Ria cuma mengangguk, lalu menarik tangannya dari genggaman Bobby, dan bersandar lesu.

"Kita pulang aja yuk, Beb?"

Ria mengernyit protes. Sejak kapan dia jadi Beb-nya Bobby? Ria cuma menggeleng. Dia mau lihat ke mana pasangan itu mau pergi.

Dan setelah menunggu beberapa menit, ternyata pasangan itu malah duduk menempati meja di sebelah mereka. Ria harus berbasa-basi dulu dengan Irene dengan melambaikan tangan dan tersenyum dari mejanya.

Edwin memilih duduk memunggungi Ria, bangkunya menempel pada bangku Bobby.

"Aku udah pesenin tiket untuk kita. Flight besok malam," kata-kata Irene pada Edwin langsung membuat telinga Ria menajam.

Flight apa nih? Ria bertanya-tanya dalam hati.

"Oke. Kamu tenang aja ya, kita akan cari solusi terbaik di sana. I'm with you all the way."

Cara bicara dan pilihan kata-kata yang hangat itu selalu membuat dada Ria rasanya mau meledak saking irinya.

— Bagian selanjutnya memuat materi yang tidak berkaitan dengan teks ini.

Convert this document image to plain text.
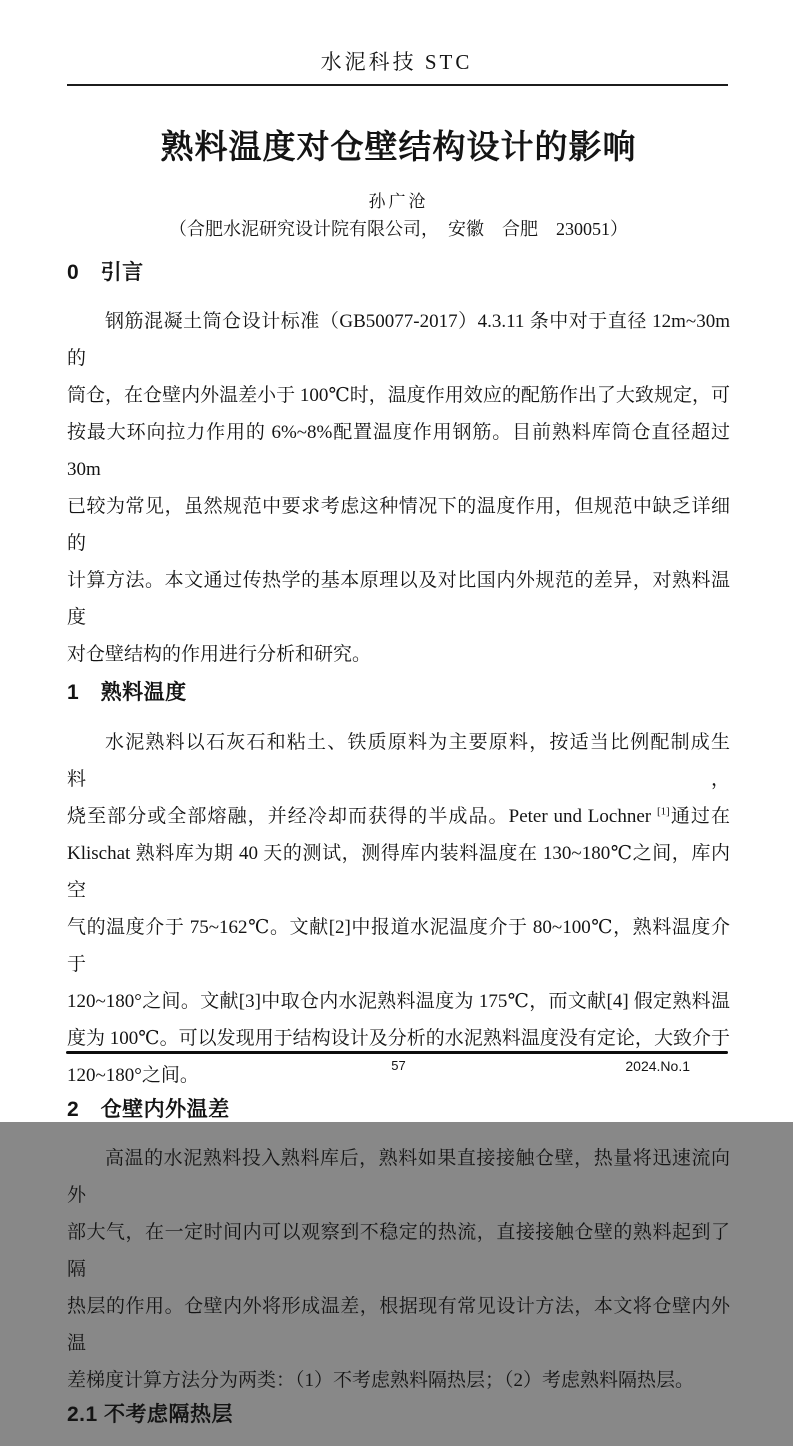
水泥科技 STC
熟料温度对仓壁结构设计的影响
孙广沧
（合肥水泥研究设计院有限公司，　安徽　合肥　230051）
0　引言
钢筋混凝土筒仓设计标准（GB50077-2017）4.3.11 条中对于直径 12m~30m 的
筒仓，在仓壁内外温差小于 100℃时，温度作用效应的配筋作出了大致规定，可
按最大环向拉力作用的 6%~8%配置温度作用钢筋。目前熟料库筒仓直径超过 30m
已较为常见，虽然规范中要求考虑这种情况下的温度作用，但规范中缺乏详细的
计算方法。本文通过传热学的基本原理以及对比国内外规范的差异，对熟料温度
对仓壁结构的作用进行分析和研究。
1　熟料温度
水泥熟料以石灰石和粘土、铁质原料为主要原料，按适当比例配制成生料，
烧至部分或全部熔融，并经冷却而获得的半成品。Peter und Lochner [1]通过在
Klischat 熟料库为期 40 天的测试，测得库内装料温度在 130~180℃之间，库内空
气的温度介于 75~162℃。文献[2]中报道水泥温度介于 80~100℃，熟料温度介于
120~180°之间。文献[3]中取仓内水泥熟料温度为 175℃，而文献[4] 假定熟料温
度为 100℃。可以发现用于结构设计及分析的水泥熟料温度没有定论，大致介于
120~180°之间。
2　仓壁内外温差
高温的水泥熟料投入熟料库后，熟料如果直接接触仓壁，热量将迅速流向外
部大气，在一定时间内可以观察到不稳定的热流，直接接触仓壁的熟料起到了隔
热层的作用。仓壁内外将形成温差，根据现有常见设计方法，本文将仓壁内外温
差梯度计算方法分为两类：（1）不考虑熟料隔热层；（2）考虑熟料隔热层。
2.1 不考虑隔热层
57	2024.No.1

Cemburu, iya, Ria cemburu.

Tapi Ria punya hak apa untuk cemburu?

Ini ide buruk. Menguping obrolan Edwin dan wanita itu hanya membuat dadanya sesak.

Ria langsung menyambar lengan Bobby dan menariknya pergi.

*

Malam itu, sebuah pesan masuk ke ponsel Ria. Di bagian notifikasi hanya terlihat nama Edwin dan sepotong bagian depan kalimatnya yang sudah berisi kata: Maaf.

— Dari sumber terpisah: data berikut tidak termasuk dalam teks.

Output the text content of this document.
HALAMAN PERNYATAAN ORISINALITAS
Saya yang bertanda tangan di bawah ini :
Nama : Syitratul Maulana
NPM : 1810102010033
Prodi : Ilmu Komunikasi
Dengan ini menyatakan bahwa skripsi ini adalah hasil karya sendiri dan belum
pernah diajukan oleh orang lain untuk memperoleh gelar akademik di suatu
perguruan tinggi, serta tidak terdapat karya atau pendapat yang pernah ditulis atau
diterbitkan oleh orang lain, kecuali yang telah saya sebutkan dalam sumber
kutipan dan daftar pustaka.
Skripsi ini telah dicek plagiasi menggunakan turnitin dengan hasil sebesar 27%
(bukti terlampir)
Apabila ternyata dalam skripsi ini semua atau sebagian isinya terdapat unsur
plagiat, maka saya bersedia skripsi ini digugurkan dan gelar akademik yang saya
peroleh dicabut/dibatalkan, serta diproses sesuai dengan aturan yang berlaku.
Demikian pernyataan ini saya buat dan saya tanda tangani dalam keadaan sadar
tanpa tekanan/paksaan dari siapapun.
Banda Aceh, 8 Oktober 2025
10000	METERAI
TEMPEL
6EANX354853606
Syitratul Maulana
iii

Ria baru selesai berkumur setelah akhirnya bisa menyantap sup ayam masakan Mbak Yun.

Jacqueline dan para keponakannya sudah tertidur pulas ketika dia pulang. Setidaknya ia punya waktu untuk sendiri malam itu.

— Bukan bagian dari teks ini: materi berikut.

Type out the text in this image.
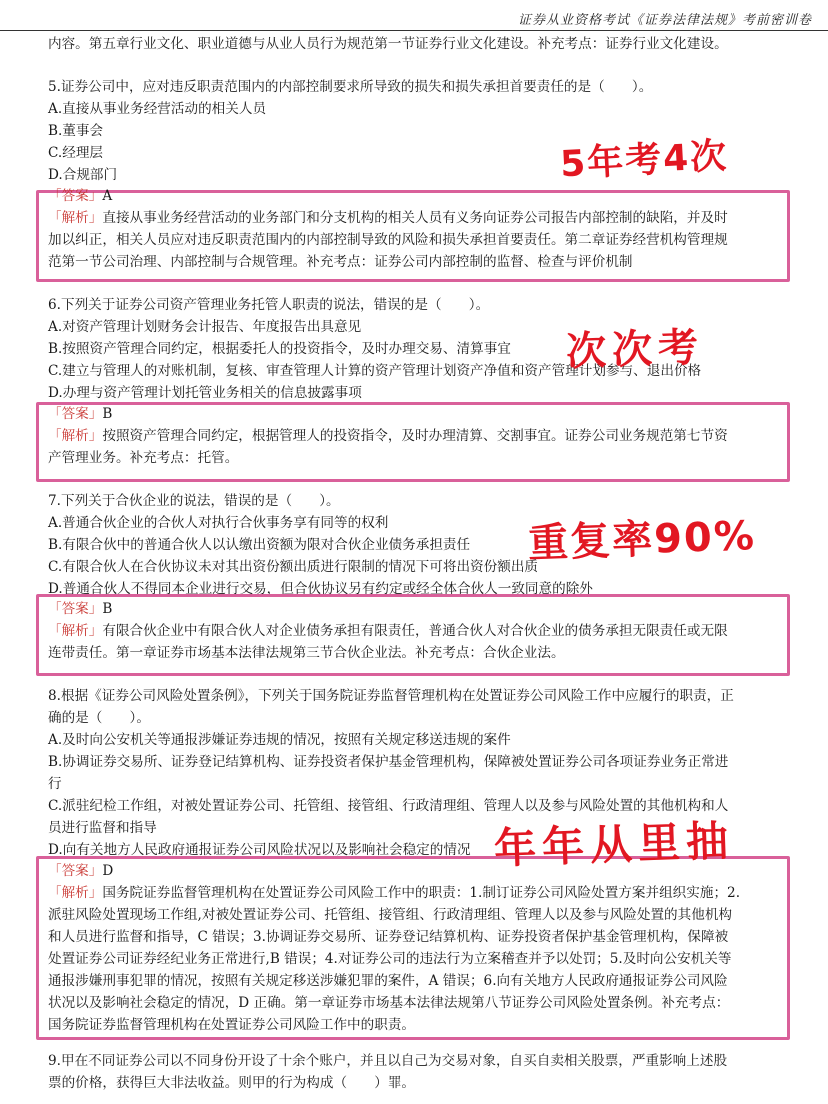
证券从业资格考试《证券法律法规》考前密训卷
内容。第五章行业文化、职业道德与从业人员行为规范第一节证券行业文化建设。补充考点：证券行业文化建设。
5.证券公司中，应对违反职责范围内的内部控制要求所导致的损失和损失承担首要责任的是（　　）。
A.直接从事业务经营活动的相关人员
B.董事会
C.经理层
D.合规部门
「答案」A
「解析」直接从事业务经营活动的业务部门和分支机构的相关人员有义务向证券公司报告内部控制的缺陷，并及时
加以纠正，相关人员应对违反职责范围内的内部控制导致的风险和损失承担首要责任。第二章证券经营机构管理规
范第一节公司治理、内部控制与合规管理。补充考点：证券公司内部控制的监督、检查与评价机制
6.下列关于证券公司资产管理业务托管人职责的说法，错误的是（　　）。
A.对资产管理计划财务会计报告、年度报告出具意见
B.按照资产管理合同约定，根据委托人的投资指令，及时办理交易、清算事宜
C.建立与管理人的对账机制，复核、审查管理人计算的资产管理计划资产净值和资产管理计划参与、退出价格
D.办理与资产管理计划托管业务相关的信息披露事项
「答案」B
「解析」按照资产管理合同约定，根据管理人的投资指令，及时办理清算、交割事宜。证券公司业务规范第七节资
产管理业务。补充考点：托管。
7.下列关于合伙企业的说法，错误的是（　　）。
A.普通合伙企业的合伙人对执行合伙事务享有同等的权利
B.有限合伙中的普通合伙人以认缴出资额为限对合伙企业债务承担责任
C.有限合伙人在合伙协议未对其出资份额出质进行限制的情况下可将出资份额出质
D.普通合伙人不得同本企业进行交易，但合伙协议另有约定或经全体合伙人一致同意的除外
「答案」B
「解析」有限合伙企业中有限合伙人对企业债务承担有限责任，普通合伙人对合伙企业的债务承担无限责任或无限
连带责任。第一章证券市场基本法律法规第三节合伙企业法。补充考点：合伙企业法。
8.根据《证券公司风险处置条例》，下列关于国务院证券监督管理机构在处置证券公司风险工作中应履行的职责，正
确的是（　　）。
A.及时向公安机关等通报涉嫌证券违规的情况，按照有关规定移送违规的案件
B.协调证券交易所、证券登记结算机构、证券投资者保护基金管理机构，保障被处置证券公司各项证券业务正常进
行
C.派驻纪检工作组，对被处置证券公司、托管组、接管组、行政清理组、管理人以及参与风险处置的其他机构和人
员进行监督和指导
D.向有关地方人民政府通报证券公司风险状况以及影响社会稳定的情况
「答案」D
「解析」国务院证券监督管理机构在处置证券公司风险工作中的职责：1.制订证券公司风险处置方案并组织实施；2.
派驻风险处置现场工作组,对被处置证券公司、托管组、接管组、行政清理组、管理人以及参与风险处置的其他机构
和人员进行监督和指导，C 错误；3.协调证券交易所、证券登记结算机构、证券投资者保护基金管理机构，保障被
处置证券公司证券经纪业务正常进行,B 错误；4.对证券公司的违法行为立案稽查并予以处罚；5.及时向公安机关等
通报涉嫌刑事犯罪的情况，按照有关规定移送涉嫌犯罪的案件，A 错误；6.向有关地方人民政府通报证券公司风险
状况以及影响社会稳定的情况，D 正确。第一章证券市场基本法律法规第八节证券公司风险处置条例。补充考点：
国务院证券监督管理机构在处置证券公司风险工作中的职责。
9.甲在不同证券公司以不同身份开设了十余个账户，并且以自己为交易对象，自买自卖相关股票，严重影响上述股
票的价格，获得巨大非法收益。则甲的行为构成（　　）罪。
5年考4次
次次考
重复率90%
年年从里抽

Ria terduduk di karpet tebal, bersandar pada ranjangnya. Mencoba menyiapkan diri sebelum membuka pesan WhatsApp Edwin.

"Maaf, Ria, kencan minggu ini terpaksa kita tunda. Aku harus ke Singapura, ada urusan."

Edwin masih terlihat online.

Ibu jari Ria sudah melayang di atas layar, siap untuk ditugaskan mengetikkan jawaban, tapi... hati Ria belum siap merespons apa-apa. Pria itu tidak menyebutkan dengan siapa dia pergi, untuk apa dia pergi, dan kenapa harus minggu ini di saat beberapa jam sebelumnya pria itu baru saja mengajak Ria berkencan akhir pekan ini.

Padahal Ria tahu persis dengan siapa pria itu akan pergi.

Pria itu bahkan tidak menyebutkan akan menunda kencannya sampai kapan. Tidak menawarkan juga untuk menjadwalkan ulang kencan mereka.

"I'm with you all the way." Janji itu pria itu berikan untuk wanita lain.

Ria tahu persis di mana posisinya.

Dia tahu persis dia tak perlu menjawab apa-apa.

Semuanya sudah selesai, kalau begitu.

Ria menaruh ponselnya di nakas, dan mencoba membasuh semua rasa kecewanya dengan air hangat di kamar mandi.